Kemudian nenek merekapun meninggal, alam semakin tak bersahabat, sebab manusia memperkosanya. Mereka tak bisa lagi mengandalkan hidup hanya dari alam saja. Pekerjaan apapun dilakoni untuk menyambung hidup dari hari ke hari. Soal menahan lapar, kadang makan kadang tidak, adalah hal biasa bagi mereka. Hingga bertemu temanku Edy, Manager Camp. Edy ‘menampung’ keduanya di camp, namun tentu saja dengan biaya pribadi, sebab tak mudah membuat justifiksi untuk mengeluarkan uang proyek tanpa tujuan yang jelas tercantum di rencana kerja.

Di camp mereka diajari segala hal, mulai dari mengurus camp, dan mengurus gajah. Tak ada personel camp yang tak jadi pawang juga, hebat kan! Padahal sebelumnya temanku ini sudah mengajukan juga dua orang anak putus sekolah untuk dibina di program kami yang juga terbatas pendanaanya. Ah aku salut dengan temanku ini, masih muda, single, tapi sangat peduli.

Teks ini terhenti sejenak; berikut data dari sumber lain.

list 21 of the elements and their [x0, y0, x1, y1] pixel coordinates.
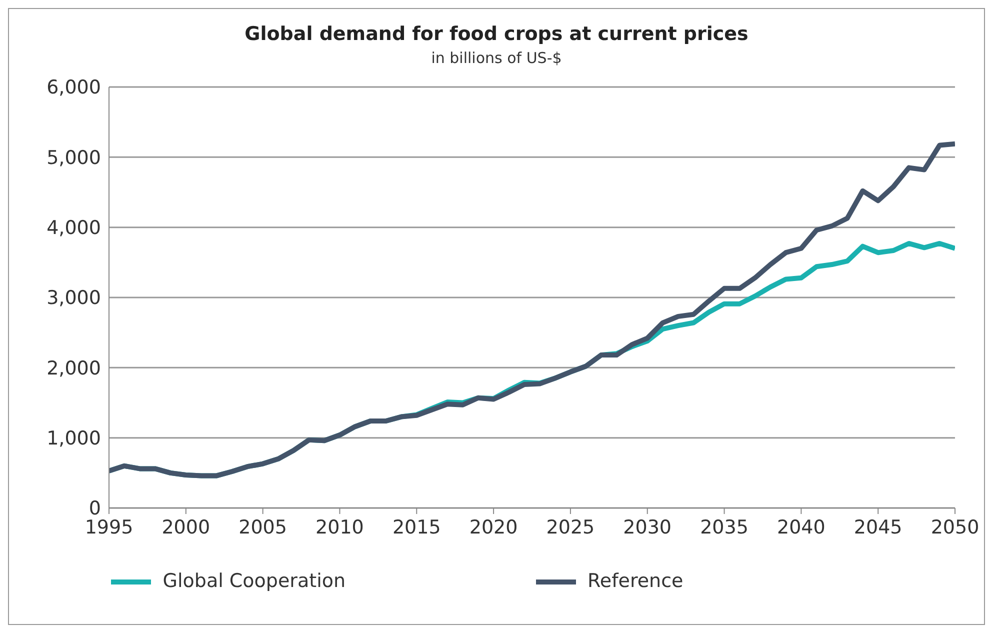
x-tick-label: 2040 [777, 516, 826, 538]
x-tick-label: 2010 [316, 516, 364, 538]
chart-title: Global demand for food crops at current prices [244, 23, 750, 45]
x-tick-label: 2015 [392, 516, 441, 538]
x-tick-label: 2000 [162, 516, 210, 538]
x-tick-label: 2005 [238, 516, 287, 538]
x-tick-label: 2025 [546, 516, 595, 538]
x-tick-label: 2050 [930, 516, 980, 538]
y-tick-label: 5,000 [46, 146, 101, 169]
legend-label: Reference [588, 570, 684, 592]
chart-subtitle: in billions of US-$ [430, 49, 563, 67]
y-tick-label: 3,000 [46, 287, 101, 310]
x-tick-label: 2045 [854, 516, 902, 538]
x-tick-label: 2035 [700, 516, 748, 538]
y-tick-label: 2,000 [46, 357, 101, 380]
y-tick-label: 6,000 [46, 76, 101, 99]
y-tick-label: 4,000 [46, 217, 101, 240]
legend-label: Global Cooperation [162, 570, 346, 592]
x-tick-label: 2030 [623, 516, 672, 538]
y-tick-label: 1,000 [46, 428, 101, 450]
x-tick-label: 2020 [469, 516, 518, 538]
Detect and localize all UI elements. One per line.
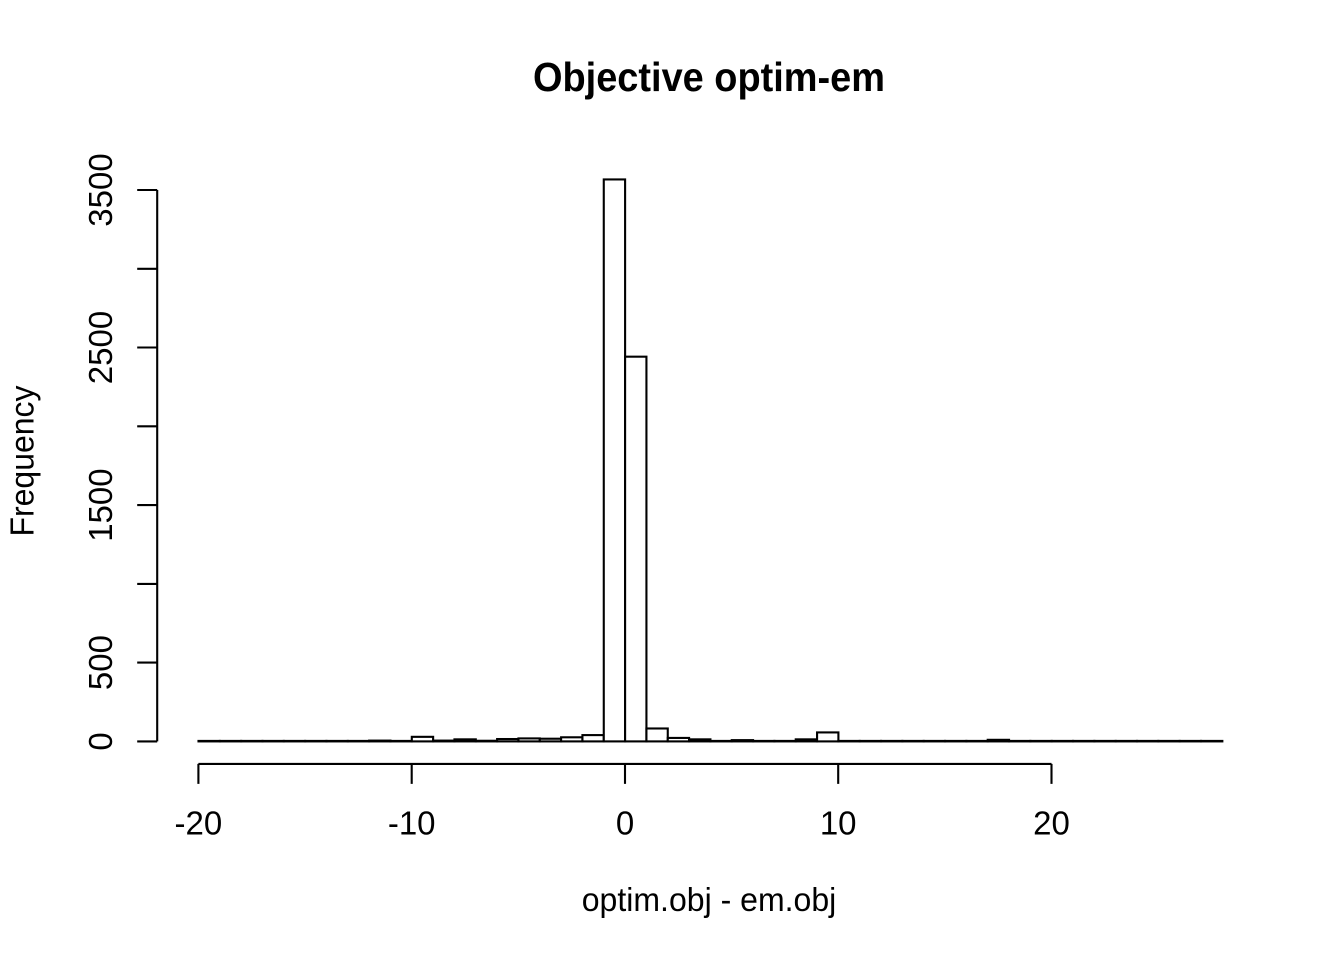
svg-text:optim.obj - em.obj: optim.obj - em.obj <box>582 881 837 918</box>
svg-text:500: 500 <box>82 635 119 690</box>
svg-text:3500: 3500 <box>82 153 119 226</box>
svg-text:10: 10 <box>820 805 857 842</box>
svg-text:-20: -20 <box>175 805 223 842</box>
svg-text:2500: 2500 <box>82 311 119 384</box>
svg-text:20: 20 <box>1033 805 1070 842</box>
svg-text:0: 0 <box>82 732 119 750</box>
svg-text:Objective optim-em: Objective optim-em <box>533 54 885 100</box>
svg-text:0: 0 <box>616 805 634 842</box>
svg-text:Frequency: Frequency <box>4 385 41 536</box>
svg-text:-10: -10 <box>388 805 436 842</box>
svg-text:1500: 1500 <box>82 468 119 541</box>
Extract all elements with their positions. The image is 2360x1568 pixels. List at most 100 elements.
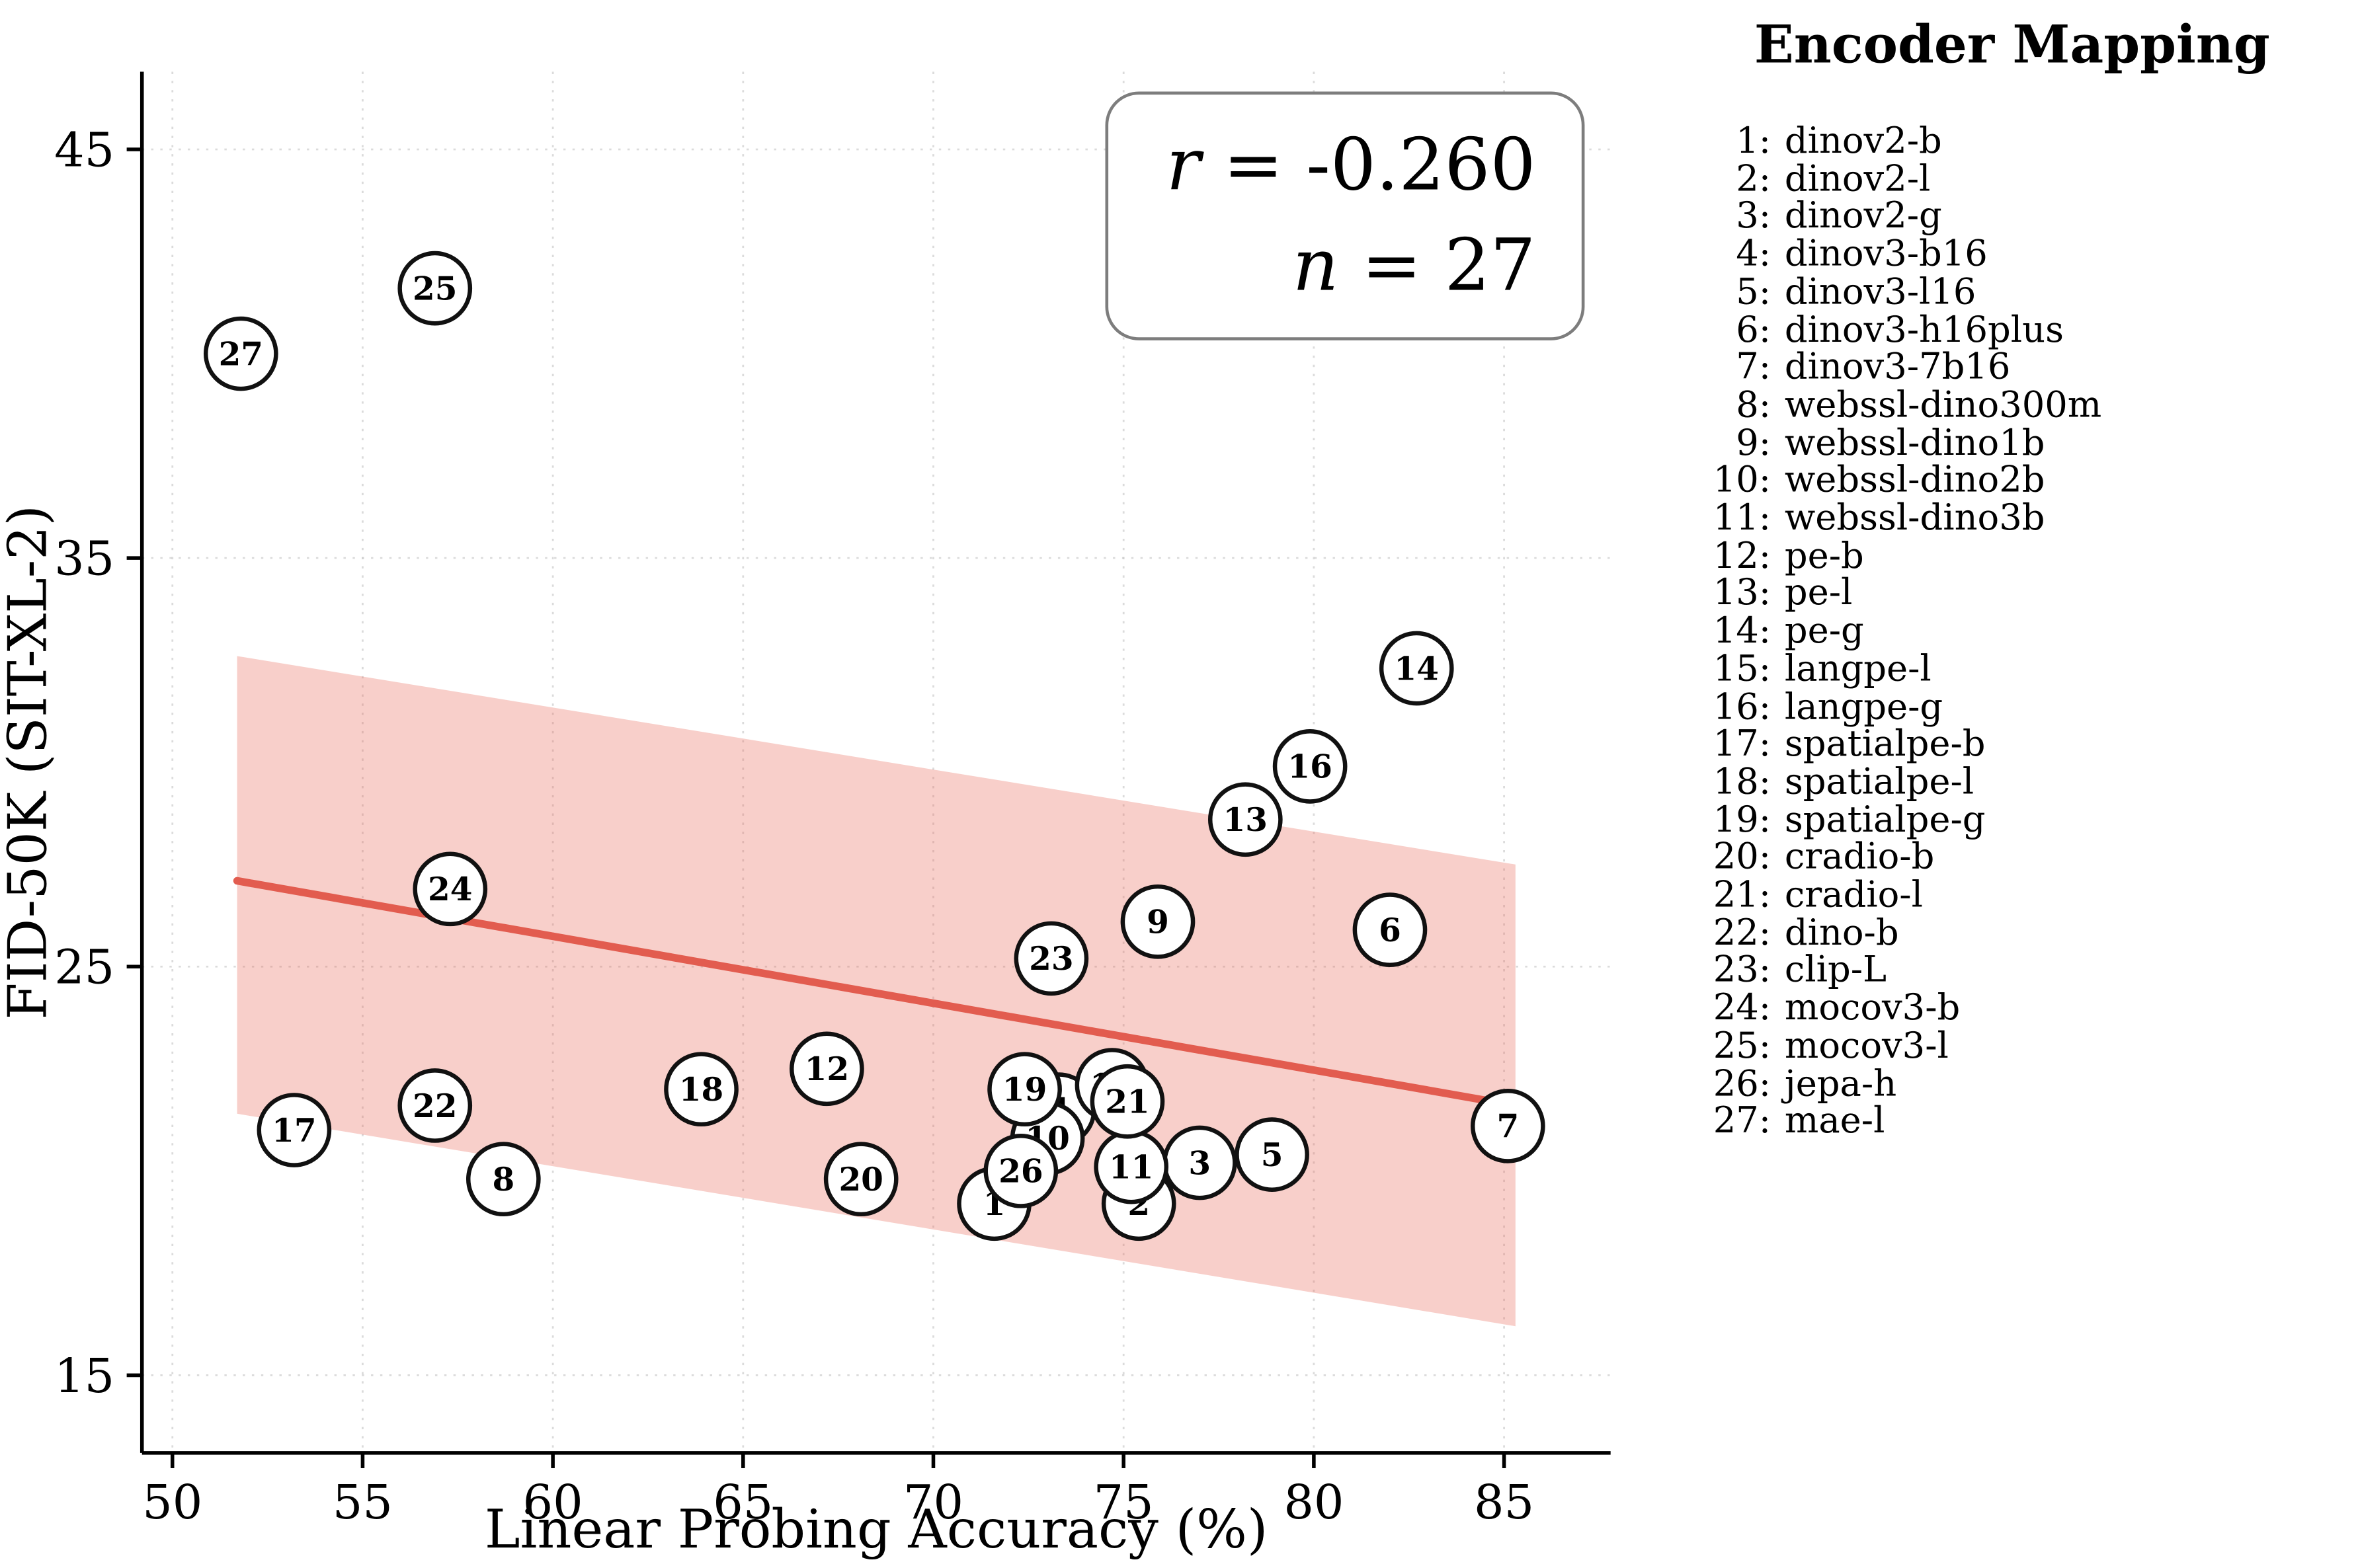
point-marker — [1014, 921, 1089, 996]
x-axis-label: Linear Probing Accuracy (%) — [485, 1499, 1268, 1561]
legend-entry: 13: pe-l — [1710, 574, 2360, 612]
point-number: 25 — [413, 270, 457, 307]
legend-entry-number: 22: — [1713, 910, 1771, 954]
legend-entry-name: mae-l — [1784, 1099, 1885, 1142]
legend-entry: 27: mae-l — [1710, 1099, 2360, 1142]
legend-entry: 6: dinov3-h16plus — [1710, 307, 2360, 350]
point-number: 7 — [1496, 1108, 1519, 1146]
legend-entry-name: mocov3-l — [1784, 1023, 1949, 1067]
legend-entry-name: spatialpe-l — [1784, 760, 1974, 803]
encoder-legend: Encoder Mapping 1: dinov2-b 2: dinov2-l 3: di… — [1664, 0, 2360, 1140]
legend-entry-name: webssl-dino3b — [1784, 496, 2045, 539]
data-point-11: 11 — [1094, 1129, 1169, 1204]
data-point-9: 9 — [1120, 884, 1196, 959]
legend-entry-name: dinov2-g — [1784, 194, 1942, 237]
point-marker — [397, 251, 473, 326]
legend-entry: 1: dinov2-b — [1710, 122, 2360, 160]
legend-entry-number: 8: — [1736, 383, 1771, 426]
legend-entry: 9: webssl-dino1b — [1710, 420, 2360, 463]
legend-entry: 15: langpe-l — [1710, 650, 2360, 687]
n-value-line: n = 27 — [1108, 217, 1536, 317]
legend-entry-name: langpe-l — [1784, 647, 1932, 690]
y-tick-label: 35 — [54, 531, 114, 586]
legend-entry-number: 24: — [1713, 986, 1771, 1029]
data-point-3: 3 — [1162, 1125, 1237, 1200]
legend-entry-number: 21: — [1713, 873, 1771, 916]
legend-entry-name: pe-l — [1784, 571, 1853, 615]
point-number: 5 — [1261, 1136, 1283, 1174]
point-number: 17 — [272, 1112, 316, 1150]
legend-entry-number: 20: — [1713, 835, 1771, 879]
data-point-13: 13 — [1207, 782, 1283, 857]
legend-entry: 5: dinov3-l16 — [1710, 270, 2360, 313]
point-number: 12 — [805, 1050, 849, 1088]
legend-entries: 1: dinov2-b 2: dinov2-l 3: dinov2-g 4: dinov3-b… — [1664, 122, 2360, 1140]
point-number: 22 — [413, 1087, 457, 1125]
legend-entry-name: pe-b — [1784, 533, 1864, 577]
point-number: 26 — [998, 1153, 1043, 1191]
legend-entry-number: 14: — [1713, 609, 1771, 652]
legend-entry-number: 2: — [1736, 157, 1771, 200]
point-marker — [823, 1142, 899, 1217]
y-tick-label: 45 — [54, 122, 114, 177]
legend-entry-number: 18: — [1713, 760, 1771, 803]
legend-entry: 8: webssl-dino300m — [1710, 383, 2360, 426]
x-tick-label: 50 — [142, 1475, 202, 1530]
point-number: 11 — [1109, 1148, 1153, 1186]
legend-entry-name: jepa-h — [1784, 1061, 1897, 1105]
data-point-5: 5 — [1235, 1117, 1309, 1192]
point-marker — [1120, 884, 1196, 959]
legend-entry-name: dinov3-7b16 — [1784, 345, 2011, 388]
legend-entry: 19: spatialpe-g — [1710, 801, 2360, 838]
data-point-24: 24 — [413, 851, 488, 927]
point-number: 14 — [1395, 650, 1439, 687]
legend-entry-number: 3: — [1736, 194, 1771, 237]
legend-entry-name: webssl-dino300m — [1784, 383, 2102, 426]
legend-entry-name: pe-g — [1784, 609, 1864, 652]
data-point-17: 17 — [257, 1093, 332, 1167]
n-value: = 27 — [1338, 224, 1536, 309]
x-tick-label: 75 — [1094, 1475, 1154, 1530]
data-point-19: 19 — [987, 1052, 1062, 1127]
point-marker — [397, 1068, 473, 1143]
point-number: 6 — [1379, 912, 1401, 949]
legend-entry-number: 6: — [1736, 307, 1771, 350]
legend-entry: 3: dinov2-g — [1710, 194, 2360, 237]
legend-entry-number: 11: — [1713, 496, 1771, 539]
r-variable: r — [1166, 124, 1201, 208]
r-value: = -0.260 — [1200, 124, 1536, 208]
legend-entry: 25: mocov3-l — [1710, 1027, 2360, 1064]
data-point-22: 22 — [397, 1068, 473, 1143]
legend-entry: 4: dinov3-b16 — [1710, 235, 2360, 273]
legend-entry-number: 26: — [1713, 1061, 1771, 1105]
data-point-27: 27 — [203, 316, 278, 391]
point-number: 23 — [1029, 940, 1073, 978]
legend-entry: 20: cradio-b — [1710, 838, 2360, 876]
legend-entry: 16: langpe-g — [1710, 687, 2360, 725]
point-number: 16 — [1287, 748, 1332, 786]
legend-entry: 22: dino-b — [1710, 914, 2360, 951]
legend-entry-name: dinov2-b — [1784, 119, 1942, 162]
point-marker — [790, 1031, 864, 1107]
legend-entry-name: clip-L — [1784, 948, 1887, 992]
legend-entry: 26: jepa-h — [1710, 1064, 2360, 1102]
point-number: 18 — [679, 1071, 723, 1109]
point-marker — [1352, 892, 1428, 967]
data-point-12: 12 — [790, 1031, 864, 1107]
point-marker — [983, 1134, 1059, 1208]
point-number: 8 — [492, 1161, 514, 1198]
x-tick-label: 80 — [1283, 1475, 1344, 1530]
legend-entry: 24: mocov3-b — [1710, 989, 2360, 1027]
legend-entry-name: dinov3-h16plus — [1784, 307, 2064, 350]
legend-entry-name: cradio-b — [1784, 835, 1935, 879]
data-point-23: 23 — [1014, 921, 1089, 996]
legend-entry-number: 9: — [1736, 420, 1771, 463]
legend-entry: 17: spatialpe-b — [1710, 725, 2360, 763]
data-point-18: 18 — [664, 1052, 739, 1127]
legend-entry: 23: clip-L — [1710, 951, 2360, 989]
legend-entry-name: dinov3-l16 — [1784, 270, 1976, 313]
legend-entry-name: dino-b — [1784, 910, 1899, 954]
point-number: 19 — [1002, 1071, 1047, 1109]
legend-entry-number: 19: — [1713, 797, 1771, 841]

Aku tahu tiap bulan dia selalu mengirimi orang tuanya di kampung, dan diam-diam juga menyantuni dua anak yatim ini dengan biaya pribadi. Pelajaran di camp seperti ini, benar-benar mencambukku, betapa belum banyak yang bisa kuperbuat untuk orang lain, masih sibuk dengan diri dan keluarga sendiri. Inilah saat-saat aku ingin punya uang lebih, agar bisa membantu orang lain lebih banyak, karena kalau untuk diri sendiri, kadang aku malu pada Tuhan, seperti orang yang tak pernah puas, takut menjadi berlebihan, tak ingin mendustakan rahmatNya yang berlimpah jika meminta terlalu banyak.


Ayahanda Medan, 6 Januari 2008

10 comments:

ichal said...

hati uni mudah sekali tersentuh!!

bahagialah yang bisa merasakan kepedihan seseorang!!

karena ini mencegah kita dari perasaan angkuh dan congkak!

hehehehe, tul gak ya?

Anonymous said...

Meiy, entah gimana...bukan perasaan sedih yg ada. Aku kagum dan bangga. Aku tdk melihat semuanya yg dia alami sbg kepedihan, tp entah bagaimana, justru sbg sebuah tempaan yg membuat mereka lebih hebat dari anak yg lain. Aku justru ingin anakku mampu survive dlm kesulitan hidup dan bersikap keras hati ketika kesulitan datang, tdk mudah jatuh. Tapi sulit sekali mengajarkan hal spt itu pada anak2 yg hidup di tengah kota besar dan dilingkungi oleh banyak kemudahan..

Anonymous said...

aduh meiy....ngeliat yg gini2 bikin perih...:(

Anonymous said...

aduh terharu aku bacanya..hebat banget ya mereka berdua. and syukurlah mereka akhirnya ditampung and diajari bermacam macam di camp.

Anonymous said...

mereka akan sukses di masa depan nanti. saya sudah sering melihat orang-orang yang semasa kecilnya banyak berada dalam tempaan alam, ternyata mereka tumbuh menjadi sosok yang sangat mengagumkan: sanggup survive di kehidupan yang sangat keras sekalipun.

kitalah yang semestinya belajar dari mereka.

L. Pralangga said...

When the going gets tough - the tough gets going... :D

Anonymous said...

prihatin dan salute...

Theresia Maria said...

Salut ama dua anak itu dan temenmu Edy, jeng...

sebenarnya banyak kejadian di sekitar kita yang bisa membuka hati dan mata, hanya saja apakah kita merasa terpanggil buat melakukan sesuatu...
pelajaran juga buat diriku sendiri nih...

unai said...

terharu bacanya Ni...

Vie said...

Kok trenyuh aku bacanya Meiy!

Ternyata masih ada juga orang yg berhati emas seperti si kawan ini.
Gitu juga dengan kawanku si Meiy ini.
Duuuh Meiy, makin pengen aku pulkam n kopdaran kita.